A História de Arte é um saber transversal e não pode ser suprimida
“A História de Arte é um saber transversal e não pode ser suprimida”
Não é possível “compreender as criações contemporâneas sem compreender a sua inserção numa longa memória e num longo tempo feito de obras, ideias e conceitos que moldaram o que pensamos, criamos e gostamos hoje”, assegura Victor dos Reis, presidente da Faculdade de Belas-Artes
Victor dos Reis, presidente da Faculdade de Belas-Artes, garante que a supressão da História de Arte nunca correspondeu às diretivas quer da Presidência quer do Conselho Científico no processo de reforma curricular dos planos de estudo desta escola. Aprendê-la é essencial, assegura numa entrevista à VISÃO que vem esclarecer os anseios de alguns alunos e professores.
Os alunos de Belas Artes têm ouvido professores afirmar que, com a reforma curricular em curso, a cadeira de História de Arte iria deixar de ser obrigatória em algumas licenciaturas. A hipótese esteve alguma vez em cima da mesa?

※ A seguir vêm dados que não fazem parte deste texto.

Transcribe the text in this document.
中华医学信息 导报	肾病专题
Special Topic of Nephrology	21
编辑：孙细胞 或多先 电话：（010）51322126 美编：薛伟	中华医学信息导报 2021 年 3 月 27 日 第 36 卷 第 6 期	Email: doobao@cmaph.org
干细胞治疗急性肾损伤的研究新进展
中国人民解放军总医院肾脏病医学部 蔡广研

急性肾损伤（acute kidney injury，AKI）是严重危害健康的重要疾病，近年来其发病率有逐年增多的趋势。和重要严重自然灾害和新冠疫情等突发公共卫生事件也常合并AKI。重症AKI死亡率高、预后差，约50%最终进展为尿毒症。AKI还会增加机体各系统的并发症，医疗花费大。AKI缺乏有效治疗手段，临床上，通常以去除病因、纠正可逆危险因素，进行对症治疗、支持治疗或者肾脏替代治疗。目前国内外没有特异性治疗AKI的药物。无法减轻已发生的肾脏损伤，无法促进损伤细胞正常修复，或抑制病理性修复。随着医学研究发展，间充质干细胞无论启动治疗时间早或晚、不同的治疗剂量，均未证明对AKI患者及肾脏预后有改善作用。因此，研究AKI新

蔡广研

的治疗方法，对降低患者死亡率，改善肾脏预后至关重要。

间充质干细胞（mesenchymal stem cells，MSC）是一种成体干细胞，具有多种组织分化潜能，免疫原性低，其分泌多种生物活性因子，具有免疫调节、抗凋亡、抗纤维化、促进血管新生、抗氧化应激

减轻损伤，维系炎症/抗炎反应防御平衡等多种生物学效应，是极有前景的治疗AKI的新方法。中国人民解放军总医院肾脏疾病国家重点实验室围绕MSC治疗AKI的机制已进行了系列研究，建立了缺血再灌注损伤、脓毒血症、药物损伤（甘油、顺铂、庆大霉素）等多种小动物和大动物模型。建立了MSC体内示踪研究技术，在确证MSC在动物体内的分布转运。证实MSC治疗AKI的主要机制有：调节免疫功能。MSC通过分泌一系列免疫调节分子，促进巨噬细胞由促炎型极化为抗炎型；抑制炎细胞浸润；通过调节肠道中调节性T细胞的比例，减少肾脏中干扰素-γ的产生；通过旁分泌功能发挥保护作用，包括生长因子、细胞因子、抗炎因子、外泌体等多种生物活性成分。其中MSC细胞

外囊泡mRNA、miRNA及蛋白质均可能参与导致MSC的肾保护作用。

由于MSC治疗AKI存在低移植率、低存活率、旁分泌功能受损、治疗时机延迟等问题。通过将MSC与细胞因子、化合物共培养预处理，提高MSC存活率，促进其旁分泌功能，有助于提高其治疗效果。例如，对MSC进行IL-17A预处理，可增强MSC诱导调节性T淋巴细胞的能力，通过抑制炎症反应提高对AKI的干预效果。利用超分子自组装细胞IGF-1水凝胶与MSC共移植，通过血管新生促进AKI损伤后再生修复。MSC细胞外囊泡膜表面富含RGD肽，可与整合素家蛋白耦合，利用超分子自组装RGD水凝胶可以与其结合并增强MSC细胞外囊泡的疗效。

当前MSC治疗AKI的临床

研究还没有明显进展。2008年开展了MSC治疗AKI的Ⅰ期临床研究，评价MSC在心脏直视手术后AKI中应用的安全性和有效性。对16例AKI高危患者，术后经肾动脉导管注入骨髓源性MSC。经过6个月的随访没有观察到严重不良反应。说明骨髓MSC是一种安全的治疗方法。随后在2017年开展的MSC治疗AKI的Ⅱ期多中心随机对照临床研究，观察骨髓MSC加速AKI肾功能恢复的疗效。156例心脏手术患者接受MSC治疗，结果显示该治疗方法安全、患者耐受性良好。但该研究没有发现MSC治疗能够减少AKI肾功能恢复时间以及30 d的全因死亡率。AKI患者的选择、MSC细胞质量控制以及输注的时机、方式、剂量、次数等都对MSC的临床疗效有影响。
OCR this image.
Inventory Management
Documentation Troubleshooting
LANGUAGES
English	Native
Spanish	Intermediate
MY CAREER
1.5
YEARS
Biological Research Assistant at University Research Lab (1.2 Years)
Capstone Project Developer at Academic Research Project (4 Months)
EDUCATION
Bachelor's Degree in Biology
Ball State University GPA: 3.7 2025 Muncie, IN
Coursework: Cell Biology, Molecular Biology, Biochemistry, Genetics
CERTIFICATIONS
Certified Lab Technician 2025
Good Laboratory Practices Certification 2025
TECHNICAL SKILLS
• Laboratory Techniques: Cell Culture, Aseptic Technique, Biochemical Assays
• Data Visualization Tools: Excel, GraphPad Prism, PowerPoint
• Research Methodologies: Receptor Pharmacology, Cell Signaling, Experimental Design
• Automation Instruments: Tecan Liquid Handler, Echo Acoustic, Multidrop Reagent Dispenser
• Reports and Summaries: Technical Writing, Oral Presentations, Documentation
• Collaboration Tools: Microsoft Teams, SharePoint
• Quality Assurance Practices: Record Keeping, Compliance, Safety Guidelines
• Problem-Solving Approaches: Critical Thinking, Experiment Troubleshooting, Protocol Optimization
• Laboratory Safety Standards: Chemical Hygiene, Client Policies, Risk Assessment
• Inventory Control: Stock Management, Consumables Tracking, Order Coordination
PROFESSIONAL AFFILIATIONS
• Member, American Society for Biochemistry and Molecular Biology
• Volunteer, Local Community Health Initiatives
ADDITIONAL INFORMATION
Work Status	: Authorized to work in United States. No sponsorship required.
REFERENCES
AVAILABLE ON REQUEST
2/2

O processo de reforma curricular dos planos de estudo da Faculdade de Belas-Artes da Universidade de Lisboa (FBAUL) foi desencadeado por esta presidência em outubro de 2015. Pretende abranger os três ciclos de estudos (licenciatura, mestrado, doutoramento) mas, pelas razões óbvias, começámos pelo 1º ciclo. Em janeiro de 2016, o Conselho Científico aprovou um conjunto de diretivas para a reforma, uma metodologia e um calendário.
Qual foi o vosso objetivo?
Em primeiro lugar, queríamos aprofundar a transversalidade entre áreas e eliminar as barreiras que resultaram da reforma implementada em 2008 e que fecharam os cursos sobre si próprios, impedindo uma verdadeira mobilidade curricular dos estudantes pelos diferentes saberes e técnicas da Faculdade, contradizendo desse modo o espírito de Bolonha, impedindo a efetiva construção por estes do seu percurso académico em função das suas necessidades e apetências e criando uma situação paradoxal numa escola de arte e design (onde é mais fácil, por via do programa Erasmus, ter a experiência de frequentar outra escola europeia do que usufruir das cadeiras de outra área científica/artística da sua própria faculdade). Outros objetivos foram diminuir o número exagerado de cadeiras, frequentemente repetições das mesmas mas com nomes, cargas horárias e créditos diferentes e harmonizar tempos letivos e créditos em função da natureza das cadeiras (teóricas, teórico-práticas, laboratoriais) para toda a faculdade criando um sistema mais leve, mais versátil e mais eficaz.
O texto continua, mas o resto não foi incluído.